En sentido estricto el título debería ser en plural porque dioses, como grandes y pequeñas religiones, hay muchos y muchas por doquier; la competencia es fuerte por ser el señor del Universo. Pero limitémonos a la religión católica que es la que más nos concierne, parece, en cuanto venezolanos. Pues a mí me sorprende su papel muy nimio en este magno desastre planetario que es el coronavirus. Me viene siempre a la cabeza la figura del Papa íngrimo y solo en la plaza de San Pedro en fechas solemnes. Y en general no hay mayores manifestaciones –ritos telemáticos o campañas de rezos, por ejemplo- para ahuyentar los diabólicos microorganismos. Incluso ni los más inteligentes opinadores clericales nuestros, jesuitas mayormente, se han referido mucho a ello. Cosa curiosa porque en la historia en momentos monstruosos semejantes la iglesia fue voz cantante y la mirada de la gente se dirigía al templo para suplicar que cesara la epidemia que mataba a padres e hijos.

Que sepa solo grupos evangélicos cercanos a Bolsonaro, y Bolsonaro mismo, han acudido al expediente del castigo de Dios por los pecados del mundo y al exorcismo.

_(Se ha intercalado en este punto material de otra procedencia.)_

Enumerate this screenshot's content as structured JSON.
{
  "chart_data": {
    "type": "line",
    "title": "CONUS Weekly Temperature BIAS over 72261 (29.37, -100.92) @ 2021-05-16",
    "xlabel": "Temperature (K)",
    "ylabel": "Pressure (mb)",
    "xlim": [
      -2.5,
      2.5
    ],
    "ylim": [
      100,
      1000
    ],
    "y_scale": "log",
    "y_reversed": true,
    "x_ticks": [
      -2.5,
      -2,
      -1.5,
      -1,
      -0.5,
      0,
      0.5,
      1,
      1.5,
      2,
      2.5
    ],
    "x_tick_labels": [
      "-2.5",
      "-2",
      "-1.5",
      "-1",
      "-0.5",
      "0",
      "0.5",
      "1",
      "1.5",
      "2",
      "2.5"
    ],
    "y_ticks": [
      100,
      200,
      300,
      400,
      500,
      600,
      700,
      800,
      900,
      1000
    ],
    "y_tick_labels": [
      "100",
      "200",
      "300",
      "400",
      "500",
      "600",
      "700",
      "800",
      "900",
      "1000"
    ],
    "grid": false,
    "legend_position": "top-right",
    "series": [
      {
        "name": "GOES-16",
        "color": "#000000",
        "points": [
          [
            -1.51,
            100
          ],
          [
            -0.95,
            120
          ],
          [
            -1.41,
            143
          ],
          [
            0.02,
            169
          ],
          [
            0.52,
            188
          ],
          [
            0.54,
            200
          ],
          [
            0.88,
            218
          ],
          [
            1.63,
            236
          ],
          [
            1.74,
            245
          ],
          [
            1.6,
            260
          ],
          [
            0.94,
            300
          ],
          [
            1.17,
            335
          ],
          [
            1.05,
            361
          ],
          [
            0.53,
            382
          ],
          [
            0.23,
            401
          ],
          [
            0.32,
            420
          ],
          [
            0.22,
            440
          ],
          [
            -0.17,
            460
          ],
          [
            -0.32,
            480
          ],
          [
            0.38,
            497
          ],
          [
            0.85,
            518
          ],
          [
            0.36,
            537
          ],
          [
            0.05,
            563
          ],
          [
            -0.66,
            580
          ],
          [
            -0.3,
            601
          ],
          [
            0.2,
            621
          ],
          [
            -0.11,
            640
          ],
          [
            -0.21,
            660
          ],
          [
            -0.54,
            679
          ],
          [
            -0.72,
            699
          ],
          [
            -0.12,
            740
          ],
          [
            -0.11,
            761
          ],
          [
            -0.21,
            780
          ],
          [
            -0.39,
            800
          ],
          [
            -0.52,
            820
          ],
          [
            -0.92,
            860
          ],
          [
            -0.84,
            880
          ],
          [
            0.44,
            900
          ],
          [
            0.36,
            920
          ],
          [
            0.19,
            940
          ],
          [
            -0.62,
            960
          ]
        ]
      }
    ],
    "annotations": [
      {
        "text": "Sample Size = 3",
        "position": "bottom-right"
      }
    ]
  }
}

Yo al respecto pienso que como el fenómeno es planetario, amenaza a la totalidad de la especie, y no a un grupo determinado, es muy problemático incluir a la divinidad en semejante acontecimiento porque no toda la humanidad, el zenit de su creación, puede ser merecedora de tal flagelo, so pena de haberla elaborado muy mal,  diría Epicuro, entre miles de voces  y miles de años (El que esto escribe es ateo, por eso se ve obligado a decir que siente especial respeto y afecto por el papa Francisco y admiración por la impecable posición de la Iglesia venezolana, por su firmeza y tino, contra la dictadura villana, mucho más satánica y destructora que cualquier virus. Al pan pan y al vino vino).

El ahora famoso filósofo italiano Giorgio Agambem lo ha visto con claridad: “Es como si la necesidad religiosa, que la Iglesia ya no es capaz de satisfacer, buscara otro lugar en el que consistir y la encontrara en lo que de hecho se ha convertido en la religión de nuestro tiempo: la ciencia”. Parece obvio que las mayorías  están más atentas a la vacuna de Oxford o de China que a la intervención de nuestro José Gregorio   o, caso más heterodoxo, de Maria Lionza. Pero, continúa  Agamben, como toda religión, esta ha generado muchas contradicciones, desde quitarle importancia a la pandemia hasta considerarla un verdadero apocalipsis.  lo que dificulta y reduce  la nueva devoción: “Uno diría, continúa, que los hombres ya no creen en nada, excepto en la desnuda existencia biológica  que debe salvarse a toda costa. Pero solo una tiranía puede fundarse en el miedo a  perder la vida, sólo el monstruoso Leviatán con su espada desenvainada”.

Yo creo muy discutible esa  conclusión bastante nihilista y que implica sus presupuestos metafísicos.  Yo tiendo a creer que el postvirus no va a implantar una nueva modalidad vital, al menos por sí solo. Ojalá implantara políticas sanitarias y alimenticias más igualitarias y humanas, planetarias, después de darse cuenta que los muertos, millones y millones, van a tener una correspondencia casi exacta con las cuentas bancarias de sus países y sus bolsillos. La madre naturaleza, además, nos augura un cambio climático muy iracundo y nunca dejará de sorprendernos con sus desmanes inesperados, terremotos y contagios crueles. Esa igualdad en los derechos a la vida como siempre será producto de conflictos que ojalá el miedo y el enclaustramiento vividos, y los altos costos en dolor y muerte, lo hagan menos feroces, más sensatos.

En tal sentido, y para volver a esta tierra, ojalá y pudiese servir para que terminemos de entender que es imposible que un país como el nuestro sea manejado por una manada de ineptos y corruptos y no sucumbir o podrirse ante toda adversidad. Y ojalá ese miedo y esa incertidumbre vividos nos sirvan de motores para la decidida acción humanitaria.